Başta söylediğimiz üzere, halkın refleksleri öldürülmüşken, kurumlar çalışmaz kılınmışken, anayasa/yasalar dikkate alınmazken, adalet sistemi iptal, parlamento işlevsiz iken böylesi önemli ve birikmiş bir sorunu muğlak şekilde ve aceleye getirerek çözme iddiası çok şüpheler oluşturuyor. Bahçeli’nin grup konuşmasında bütün bunlar üzerine çıkıp medyayı ve medya patronlarını bir mafya lideri üslubuyla tehdit etmesi, getirdiği tekliflerden iyice huylanmamızı gerektiriyor.
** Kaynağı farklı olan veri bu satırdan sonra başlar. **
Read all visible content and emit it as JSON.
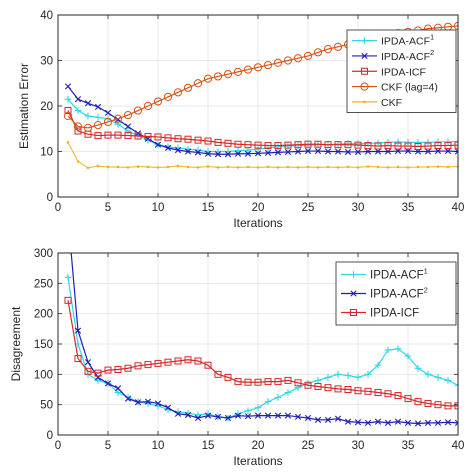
{
  "chart_data": [
    {
      "type": "line",
      "title": "",
      "xlabel": "Iterations",
      "ylabel": "Estimation Error",
      "xlim": [
        0,
        40
      ],
      "ylim": [
        0,
        40
      ],
      "xticks": [
        0,
        5,
        10,
        15,
        20,
        25,
        30,
        35,
        40
      ],
      "yticks": [
        0,
        10,
        20,
        30,
        40
      ],
      "legend_position": "top-right",
      "grid": true,
      "x": [
        1,
        2,
        3,
        4,
        5,
        6,
        7,
        8,
        9,
        10,
        11,
        12,
        13,
        14,
        15,
        16,
        17,
        18,
        19,
        20,
        21,
        22,
        23,
        24,
        25,
        26,
        27,
        28,
        29,
        30,
        31,
        32,
        33,
        34,
        35,
        36,
        37,
        38,
        39,
        40
      ],
      "series": [
        {
          "name": "IPDA-ACF",
          "sup": "1",
          "color": "#33d6e6",
          "marker": "plus",
          "values": [
            21.5,
            19,
            17.8,
            17.5,
            17.2,
            16,
            14.5,
            13.5,
            12.5,
            11.5,
            11,
            10.8,
            10.5,
            10.3,
            10,
            10,
            10,
            10.2,
            10.3,
            10.5,
            10.8,
            11,
            11.2,
            11.3,
            11.4,
            11.5,
            11.5,
            11.6,
            11.7,
            11.7,
            11.8,
            11.9,
            12,
            12.1,
            12,
            12,
            12,
            12.1,
            12.1,
            12.2
          ]
        },
        {
          "name": "IPDA-ACF",
          "sup": "2",
          "color": "#1f1fb4",
          "marker": "x",
          "values": [
            24.3,
            21.5,
            20.6,
            19.8,
            18.5,
            17,
            15.5,
            14,
            12.8,
            11.5,
            10.8,
            10.3,
            10,
            9.8,
            9.5,
            9.4,
            9.4,
            9.5,
            9.5,
            9.6,
            9.7,
            9.8,
            9.9,
            10,
            10.1,
            10.1,
            10,
            10,
            9.9,
            9.9,
            10,
            10,
            10,
            10.1,
            10.1,
            10,
            10,
            10.1,
            10.1,
            10
          ]
        },
        {
          "name": "IPDA-ICF",
          "sup": "",
          "color": "#d62728",
          "marker": "square",
          "values": [
            19,
            14.5,
            13.8,
            13.5,
            13.6,
            13.6,
            13.5,
            13.4,
            13.3,
            13.2,
            13,
            12.8,
            12.7,
            12.5,
            12.3,
            12,
            11.8,
            11.6,
            11.5,
            11.4,
            11.3,
            11.3,
            11.4,
            11.5,
            11.6,
            11.6,
            11.5,
            11.5,
            11.5,
            11.4,
            11.3,
            11.2,
            11.3,
            11.2,
            11.2,
            11.1,
            11.2,
            11.3,
            11.3,
            11.4
          ]
        },
        {
          "name": "CKF (lag=4)",
          "sup": "",
          "color": "#d95319",
          "marker": "circle",
          "values": [
            17.8,
            15.5,
            15.2,
            15.8,
            16.5,
            17.2,
            18,
            19,
            20,
            21,
            22,
            23,
            24,
            25,
            26,
            26.5,
            27,
            27.5,
            28,
            28.5,
            29,
            29.5,
            30,
            30.5,
            31,
            31.8,
            32.5,
            33,
            33.5,
            34,
            34.5,
            35,
            35.5,
            36,
            36.3,
            36.6,
            37,
            37.2,
            37.4,
            37.6
          ]
        },
        {
          "name": "CKF",
          "sup": "",
          "color": "#edb120",
          "marker": "dot",
          "values": [
            12,
            7.8,
            6.4,
            6.8,
            6.6,
            6.6,
            6.5,
            6.7,
            6.6,
            6.5,
            6.6,
            6.8,
            6.6,
            6.5,
            6.7,
            6.5,
            6.6,
            6.5,
            6.6,
            6.5,
            6.6,
            6.5,
            6.6,
            6.5,
            6.6,
            6.5,
            6.6,
            6.5,
            6.6,
            6.5,
            6.7,
            6.6,
            6.5,
            6.6,
            6.5,
            6.6,
            6.6,
            6.7,
            6.6,
            6.7
          ]
        }
      ]
    },
    {
      "type": "line",
      "title": "",
      "xlabel": "Iterations",
      "ylabel": "Disagreement",
      "xlim": [
        0,
        40
      ],
      "ylim": [
        0,
        300
      ],
      "xticks": [
        0,
        5,
        10,
        15,
        20,
        25,
        30,
        35,
        40
      ],
      "yticks": [
        0,
        50,
        100,
        150,
        200,
        250,
        300
      ],
      "legend_position": "top-right",
      "grid": true,
      "x": [
        1,
        2,
        3,
        4,
        5,
        6,
        7,
        8,
        9,
        10,
        11,
        12,
        13,
        14,
        15,
        16,
        17,
        18,
        19,
        20,
        21,
        22,
        23,
        24,
        25,
        26,
        27,
        28,
        29,
        30,
        31,
        32,
        33,
        34,
        35,
        36,
        37,
        38,
        39,
        40
      ],
      "series": [
        {
          "name": "IPDA-ACF",
          "sup": "1",
          "color": "#33d6e6",
          "marker": "plus",
          "values": [
            260,
            150,
            100,
            90,
            85,
            70,
            62,
            55,
            52,
            48,
            42,
            38,
            36,
            33,
            35,
            30,
            28,
            35,
            40,
            45,
            55,
            62,
            70,
            78,
            85,
            90,
            95,
            100,
            98,
            95,
            100,
            115,
            140,
            142,
            130,
            110,
            100,
            95,
            90,
            82
          ]
        },
        {
          "name": "IPDA-ACF",
          "sup": "2",
          "color": "#1f1fb4",
          "marker": "x",
          "values": [
            360,
            172,
            120,
            95,
            85,
            77,
            60,
            54,
            55,
            52,
            45,
            35,
            33,
            28,
            32,
            30,
            28,
            32,
            31,
            32,
            32,
            32,
            32,
            30,
            28,
            25,
            25,
            27,
            22,
            21,
            20,
            22,
            20,
            22,
            20,
            19,
            20,
            20,
            21,
            20
          ]
        },
        {
          "name": "IPDA-ICF",
          "sup": "",
          "color": "#d62728",
          "marker": "square",
          "values": [
            222,
            126,
            105,
            102,
            107,
            108,
            110,
            114,
            116,
            118,
            120,
            122,
            124,
            122,
            115,
            100,
            95,
            88,
            87,
            87,
            88,
            88,
            90,
            86,
            82,
            80,
            78,
            76,
            75,
            73,
            72,
            70,
            68,
            65,
            60,
            55,
            52,
            50,
            48,
            48
          ]
        }
      ]
    }
  ]
}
Kürt sorunu elbette çok önemli ve çözülmeli. Kürtler bu ülkede eşit onurlu vatandaşlar olarak yaşayabilmeli. Ama bunu sakin bir kafayla, tarafların katkısıyla, halkın gözü önünde, parlamentonun onayıyla yapmak lazım. Ülkenin sinir sistemi felç edilmiş, toplum narkoza maruz bırakılmış iken bunu yapmak, yangından mal kaçırmaya benziyor. Böylesi zamanlar bazı dayatmalar ve harici müdahaleler için en uygun dönemlerdir. Kürt sorunu gibi bir konuyu Milliyetçi bir lider üzerinden takip etmek milletin tepkilerini asgariye indirmek için akıllıca bir yöntem.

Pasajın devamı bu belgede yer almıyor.